Bases de données : une protection unique offerte par l'Union Européenne
Bien que peu connue, la législation de l’UE sur la protection des bases de données (Directive 96/9 du 11 mars 1996) est un outil stratégique unique au monde, tout entier tourné au profit des opérateurs économiques européen.
Voici en une slide le résumé des critères permettant aux entreprises de savoir si elles peuvent bénéficier de cette protection spécifique.
Pourquoi la protection des bases de données est un avantage concurrentiel majeur pour les entreprises de l’UE ?
Parce que le droit (fédéral) des Etats-Unis n’assure pas cette protection !
Pour le dire autrement, les entreprises européennes peuvent juridiquement se protéger contre le « pillage » de leurs bases de données par un concurrent US.
Si l’on veut bien voir le problème à l’échelle mondiale, la Chine ne semble pas non plus protéger juridiquement le contenu de ses bases de données.
Base de données "contenant" et "contenu" des bases de données ?
Il faut comprendre l’approche conceptuelle des bases de données pour pouvoir mettre en oeuvre ce mécanisme de protection juridique.
La base de données est d’abord un « contenant ». C’est l’outil qui permet de collecter / classer / traiter des data.

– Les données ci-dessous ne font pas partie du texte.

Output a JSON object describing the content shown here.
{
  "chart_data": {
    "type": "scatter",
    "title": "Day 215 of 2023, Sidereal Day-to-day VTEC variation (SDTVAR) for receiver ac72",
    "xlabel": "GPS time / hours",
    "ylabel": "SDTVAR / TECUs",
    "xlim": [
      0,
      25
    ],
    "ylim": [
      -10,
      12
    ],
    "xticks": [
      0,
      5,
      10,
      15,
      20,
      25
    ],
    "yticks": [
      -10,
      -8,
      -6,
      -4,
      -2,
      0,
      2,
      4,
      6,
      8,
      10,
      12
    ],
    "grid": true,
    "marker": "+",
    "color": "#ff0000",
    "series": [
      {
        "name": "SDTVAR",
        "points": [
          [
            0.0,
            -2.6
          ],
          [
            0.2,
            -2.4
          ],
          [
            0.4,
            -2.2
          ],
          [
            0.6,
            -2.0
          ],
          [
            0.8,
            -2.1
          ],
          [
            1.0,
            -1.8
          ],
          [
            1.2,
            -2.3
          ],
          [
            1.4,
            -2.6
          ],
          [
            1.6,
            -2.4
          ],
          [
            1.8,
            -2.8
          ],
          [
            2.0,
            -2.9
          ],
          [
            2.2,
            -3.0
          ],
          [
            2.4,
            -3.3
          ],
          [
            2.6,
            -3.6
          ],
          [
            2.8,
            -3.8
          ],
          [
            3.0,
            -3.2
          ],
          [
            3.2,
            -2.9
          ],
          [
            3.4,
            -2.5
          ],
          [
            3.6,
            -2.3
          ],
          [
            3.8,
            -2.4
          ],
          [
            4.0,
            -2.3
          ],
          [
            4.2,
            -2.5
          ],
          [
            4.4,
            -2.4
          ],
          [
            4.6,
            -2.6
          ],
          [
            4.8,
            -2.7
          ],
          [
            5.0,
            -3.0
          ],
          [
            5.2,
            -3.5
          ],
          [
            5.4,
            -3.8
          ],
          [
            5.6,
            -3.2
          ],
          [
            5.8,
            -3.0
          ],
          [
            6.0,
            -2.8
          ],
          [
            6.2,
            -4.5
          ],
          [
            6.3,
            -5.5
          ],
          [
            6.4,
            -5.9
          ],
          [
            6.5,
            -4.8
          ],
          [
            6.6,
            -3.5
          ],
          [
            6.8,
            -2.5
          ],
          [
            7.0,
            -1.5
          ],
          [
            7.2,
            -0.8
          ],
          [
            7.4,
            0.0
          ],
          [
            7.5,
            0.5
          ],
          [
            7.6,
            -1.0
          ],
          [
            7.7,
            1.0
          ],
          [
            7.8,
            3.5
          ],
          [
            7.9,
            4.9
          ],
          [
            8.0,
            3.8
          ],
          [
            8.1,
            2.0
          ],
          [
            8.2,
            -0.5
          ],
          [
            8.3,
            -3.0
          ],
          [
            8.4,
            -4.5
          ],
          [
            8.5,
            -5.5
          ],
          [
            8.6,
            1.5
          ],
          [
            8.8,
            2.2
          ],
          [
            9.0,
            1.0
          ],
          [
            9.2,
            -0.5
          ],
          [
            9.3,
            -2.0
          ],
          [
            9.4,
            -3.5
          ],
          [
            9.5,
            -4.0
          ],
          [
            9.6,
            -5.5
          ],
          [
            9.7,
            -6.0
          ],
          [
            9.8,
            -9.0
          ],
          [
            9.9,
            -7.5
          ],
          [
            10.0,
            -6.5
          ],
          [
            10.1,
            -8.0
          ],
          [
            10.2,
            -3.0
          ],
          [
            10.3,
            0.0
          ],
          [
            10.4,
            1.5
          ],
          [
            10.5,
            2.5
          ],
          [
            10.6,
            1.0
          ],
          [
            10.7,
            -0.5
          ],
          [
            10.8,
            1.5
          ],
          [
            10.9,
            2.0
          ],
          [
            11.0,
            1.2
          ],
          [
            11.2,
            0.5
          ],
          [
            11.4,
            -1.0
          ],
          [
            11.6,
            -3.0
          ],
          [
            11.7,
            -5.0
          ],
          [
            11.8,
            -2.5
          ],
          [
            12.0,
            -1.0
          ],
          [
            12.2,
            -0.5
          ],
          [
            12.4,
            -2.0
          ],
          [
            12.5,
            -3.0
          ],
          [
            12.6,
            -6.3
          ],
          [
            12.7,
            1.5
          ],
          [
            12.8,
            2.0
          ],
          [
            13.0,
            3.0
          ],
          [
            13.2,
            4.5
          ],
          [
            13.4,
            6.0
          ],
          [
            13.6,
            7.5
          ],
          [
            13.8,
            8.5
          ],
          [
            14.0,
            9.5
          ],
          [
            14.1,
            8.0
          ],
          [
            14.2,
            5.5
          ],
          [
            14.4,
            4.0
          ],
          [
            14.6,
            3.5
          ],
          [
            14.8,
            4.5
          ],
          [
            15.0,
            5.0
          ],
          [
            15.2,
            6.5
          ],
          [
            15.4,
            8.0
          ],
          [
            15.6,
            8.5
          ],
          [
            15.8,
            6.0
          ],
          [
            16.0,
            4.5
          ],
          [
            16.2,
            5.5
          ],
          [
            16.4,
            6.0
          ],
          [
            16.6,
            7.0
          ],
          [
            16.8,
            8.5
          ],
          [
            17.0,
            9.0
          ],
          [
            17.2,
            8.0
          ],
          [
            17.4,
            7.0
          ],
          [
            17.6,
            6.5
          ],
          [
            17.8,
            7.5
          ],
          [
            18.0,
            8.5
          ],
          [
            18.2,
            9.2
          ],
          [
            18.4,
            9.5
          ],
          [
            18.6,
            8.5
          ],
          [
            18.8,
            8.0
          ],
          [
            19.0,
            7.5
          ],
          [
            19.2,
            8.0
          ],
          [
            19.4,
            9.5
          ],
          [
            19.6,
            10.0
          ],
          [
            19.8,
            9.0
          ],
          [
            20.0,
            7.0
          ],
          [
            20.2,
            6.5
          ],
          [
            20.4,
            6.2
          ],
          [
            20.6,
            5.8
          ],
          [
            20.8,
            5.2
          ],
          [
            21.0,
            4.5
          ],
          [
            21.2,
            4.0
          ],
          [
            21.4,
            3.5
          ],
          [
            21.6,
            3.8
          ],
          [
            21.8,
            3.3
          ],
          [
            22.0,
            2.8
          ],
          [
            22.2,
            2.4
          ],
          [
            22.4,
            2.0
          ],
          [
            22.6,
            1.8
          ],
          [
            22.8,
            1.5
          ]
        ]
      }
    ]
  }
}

Ce « contenant » qui permet de traiter des données numériques, c’est un logiciel.
De manière étonnante, la directive 96/9 protège la base de données « contenant » par le régime du droit d’auteur, de manière tout à fait similaire au régime de protection du logiciel posé par la Directive « logiciel » n°2009/24. Mais… la Directive « bases de donnée » n’utilise jamais le mot « logiciel ». Allez comprendre….
Si vous vous intéressez à la titularité des droits sur un logiciel, vous pouvez cliquer ici pour quelques explications (et jurisprudences) en bande dessinée.
Mais l’intérêt du régime juridique de la Directive « base de données » n’est pas là. Passons à la protection du « contenu » par le droit « sui generis ».
RECAPITULATIF : les données du problème dans les slides ci-dessous
La preuve d'un "investissement substantiel" permet de protéger le CONTENU d'une base de données
Nous voilà dans le coeur du sujet : la protection du CONTENU d’une base de données.
Une entreprise pourra prétendre utiliser la Directive 96/9 si elle prouve être producteur du CONTENU de sa base de données.
Le critère est simple : pour être « producteur« , il faut pouvoir apporter la preuve d’un « investissement substantiel« , « matériel, humain ou financier« .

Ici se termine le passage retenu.